Phil: Has JDS gotten better? Worse? Is he the same? The leg kick which he used against Miocic and Ngannou was sort of encouraging as a mid-range tool, but a lot of what we’ve seen from him lately indicates that he no longer has the insane confidence at mid-range that he used to. His approach was simple and unbeatable for most heavyweights: a shoulder feint hid a jab which could be turned into a left hook or body jab, or mixed up with the world’s ugliest overhand. As he’s aged, it appears that he’s leaving the jab behind and gambling more on the big shots. Perhaps he no longer feels like he can survive extended exchanges, or perhaps he’s simply trying to scare people off pushing him back into the doom-zone of the fence, but the JDS of the modern era feels a lot more like a kill-or-die glass cannon.

Insight from past fights

David: Unlike most losses, dos Santos’ defeat against Ngannou felt less like a mere loss, and more like a culmination of his previous fights coming home to roost. I do think Blaydes will have trouble, though. At least early on. Even though his takedowns are well-timed, JDS keeps just enough distance to avoid the simply entry. Still, his offense is not what it used to be, and certainly not enough to grind out a tough win over a prospect in his prime.

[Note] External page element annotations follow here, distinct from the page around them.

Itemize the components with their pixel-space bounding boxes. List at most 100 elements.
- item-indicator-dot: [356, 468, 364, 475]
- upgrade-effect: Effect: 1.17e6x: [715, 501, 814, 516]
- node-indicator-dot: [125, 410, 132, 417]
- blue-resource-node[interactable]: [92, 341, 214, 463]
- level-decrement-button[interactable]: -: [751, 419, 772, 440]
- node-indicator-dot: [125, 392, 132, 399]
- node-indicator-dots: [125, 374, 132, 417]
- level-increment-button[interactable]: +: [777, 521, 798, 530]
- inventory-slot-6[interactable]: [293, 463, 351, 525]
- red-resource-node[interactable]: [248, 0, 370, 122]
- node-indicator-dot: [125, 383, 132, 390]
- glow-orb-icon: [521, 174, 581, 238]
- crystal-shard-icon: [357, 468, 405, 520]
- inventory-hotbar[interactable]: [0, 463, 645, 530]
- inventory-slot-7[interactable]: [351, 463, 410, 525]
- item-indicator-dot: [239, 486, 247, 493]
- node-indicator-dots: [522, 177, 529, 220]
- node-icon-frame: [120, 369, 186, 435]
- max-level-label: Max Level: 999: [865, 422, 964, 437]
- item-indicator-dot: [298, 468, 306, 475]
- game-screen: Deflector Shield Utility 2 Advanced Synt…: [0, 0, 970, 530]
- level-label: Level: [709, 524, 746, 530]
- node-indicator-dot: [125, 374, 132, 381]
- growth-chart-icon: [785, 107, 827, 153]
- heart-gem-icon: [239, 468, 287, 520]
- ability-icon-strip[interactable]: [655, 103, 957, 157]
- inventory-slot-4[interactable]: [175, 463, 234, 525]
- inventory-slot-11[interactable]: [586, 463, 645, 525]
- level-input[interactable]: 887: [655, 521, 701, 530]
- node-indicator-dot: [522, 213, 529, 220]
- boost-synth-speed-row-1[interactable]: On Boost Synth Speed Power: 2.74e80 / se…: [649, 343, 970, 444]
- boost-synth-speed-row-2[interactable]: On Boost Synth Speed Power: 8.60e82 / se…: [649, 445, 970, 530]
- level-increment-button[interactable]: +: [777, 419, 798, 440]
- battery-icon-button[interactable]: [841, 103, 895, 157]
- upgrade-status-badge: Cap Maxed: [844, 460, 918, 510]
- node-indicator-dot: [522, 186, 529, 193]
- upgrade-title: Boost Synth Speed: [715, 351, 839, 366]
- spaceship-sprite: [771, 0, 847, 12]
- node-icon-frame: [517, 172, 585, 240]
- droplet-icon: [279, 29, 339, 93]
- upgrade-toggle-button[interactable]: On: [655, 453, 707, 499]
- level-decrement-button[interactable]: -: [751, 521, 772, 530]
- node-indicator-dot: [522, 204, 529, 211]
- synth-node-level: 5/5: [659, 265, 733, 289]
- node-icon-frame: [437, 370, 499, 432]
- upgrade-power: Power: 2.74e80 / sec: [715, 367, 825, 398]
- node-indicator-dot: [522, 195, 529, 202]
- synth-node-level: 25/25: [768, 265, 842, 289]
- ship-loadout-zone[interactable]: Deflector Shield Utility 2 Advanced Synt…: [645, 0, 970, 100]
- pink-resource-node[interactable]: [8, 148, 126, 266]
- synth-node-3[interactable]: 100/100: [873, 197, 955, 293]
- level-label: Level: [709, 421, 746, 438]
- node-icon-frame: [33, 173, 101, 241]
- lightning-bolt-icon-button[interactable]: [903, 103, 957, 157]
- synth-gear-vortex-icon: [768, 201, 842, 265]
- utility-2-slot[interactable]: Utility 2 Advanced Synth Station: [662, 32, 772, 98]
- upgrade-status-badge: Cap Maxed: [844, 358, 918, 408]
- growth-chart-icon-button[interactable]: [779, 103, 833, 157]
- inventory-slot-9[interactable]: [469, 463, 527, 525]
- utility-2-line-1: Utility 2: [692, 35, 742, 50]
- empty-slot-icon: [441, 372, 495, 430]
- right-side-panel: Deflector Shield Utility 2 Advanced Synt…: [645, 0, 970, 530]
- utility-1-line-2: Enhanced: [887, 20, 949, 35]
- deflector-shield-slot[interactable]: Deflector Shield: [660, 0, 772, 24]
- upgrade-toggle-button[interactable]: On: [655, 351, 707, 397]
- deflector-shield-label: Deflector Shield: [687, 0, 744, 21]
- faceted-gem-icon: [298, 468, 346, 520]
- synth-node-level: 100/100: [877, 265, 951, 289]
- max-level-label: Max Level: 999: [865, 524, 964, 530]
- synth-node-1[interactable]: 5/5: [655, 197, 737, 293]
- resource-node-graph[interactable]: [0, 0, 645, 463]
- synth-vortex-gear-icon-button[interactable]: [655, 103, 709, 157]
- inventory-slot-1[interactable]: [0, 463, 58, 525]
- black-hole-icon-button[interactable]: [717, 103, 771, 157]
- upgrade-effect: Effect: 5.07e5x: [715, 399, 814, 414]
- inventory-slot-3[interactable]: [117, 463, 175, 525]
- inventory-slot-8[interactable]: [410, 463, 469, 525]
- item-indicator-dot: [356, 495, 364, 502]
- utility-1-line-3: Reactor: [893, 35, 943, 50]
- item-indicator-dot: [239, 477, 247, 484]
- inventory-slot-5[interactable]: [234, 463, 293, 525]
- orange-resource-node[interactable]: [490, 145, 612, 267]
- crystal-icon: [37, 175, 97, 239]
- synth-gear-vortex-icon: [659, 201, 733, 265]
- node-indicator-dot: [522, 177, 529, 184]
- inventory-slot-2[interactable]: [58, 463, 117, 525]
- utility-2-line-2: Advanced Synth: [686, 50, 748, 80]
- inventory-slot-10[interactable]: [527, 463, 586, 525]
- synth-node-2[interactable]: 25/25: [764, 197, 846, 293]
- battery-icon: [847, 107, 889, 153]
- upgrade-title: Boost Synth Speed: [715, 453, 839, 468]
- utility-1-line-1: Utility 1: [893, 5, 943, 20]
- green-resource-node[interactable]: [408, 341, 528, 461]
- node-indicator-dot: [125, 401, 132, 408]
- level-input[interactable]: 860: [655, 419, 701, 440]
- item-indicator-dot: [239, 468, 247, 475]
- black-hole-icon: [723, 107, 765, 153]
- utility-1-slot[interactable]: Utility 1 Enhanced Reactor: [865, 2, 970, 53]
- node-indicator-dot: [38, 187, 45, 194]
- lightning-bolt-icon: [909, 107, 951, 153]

Phil: In many ways this is a pretty tough matchup for Blaydes - against Daniel Omielanczuk he was denied the takedowns and was forced into a pedestrian striking matchup. In all I think that was good for his development, but I also suspect that if he’s forced into that matchup against JDS he’s probably going to get walloped. Conversely, it’s hard to think of a JDS fight which hasn’t just been weird and scrappy and ugly lately. Tuivasa? That Lewis atrocity? Blurgh.


David: Has either man been on the Joe Rogan podcast? That’s good for some heat. Or so they say.

Phil: N/A. It’s heavyweight so the variance of individual fights is at its maximum while career trajectories are as slow and inexorable as a glacier.


David: I think the trick for JDS is keep Blaydes from cutting off the cage, but I feel like we’re always saying this. It’s the Tyron Woodley problem all over again. Except where Woodley has the talent, IQ, and acumen to make it work despite its counterintuitive manner, a flaw is a flaw is a flaw with dos Santos. It happens, and it yields negative results. I suspect this is the story of the fight: Curtis Blaydes by TKO, round 2.

Phil: It’s a tough matchup for Blaydes, but he’s shown himself to be extremely coachable and mentally strong. I think his striking, enormous noggin and telegraphed takedowns probably get him into trouble a couple of times, but JDS has just shown himself to be so, so solvable. I would be training Blaydes to push JDS up against the fence on offense, and just run for the hills on defense, as Dos Santos lacks the footwork to either chase or retreat effectively. If Dos Santos were as durable as he used to be, I’d probably pick him anyway, but I just can’t pick him to stand up to consistent offense from a younger, more durable fighter. Curtis Blaydes by TKO, round 3.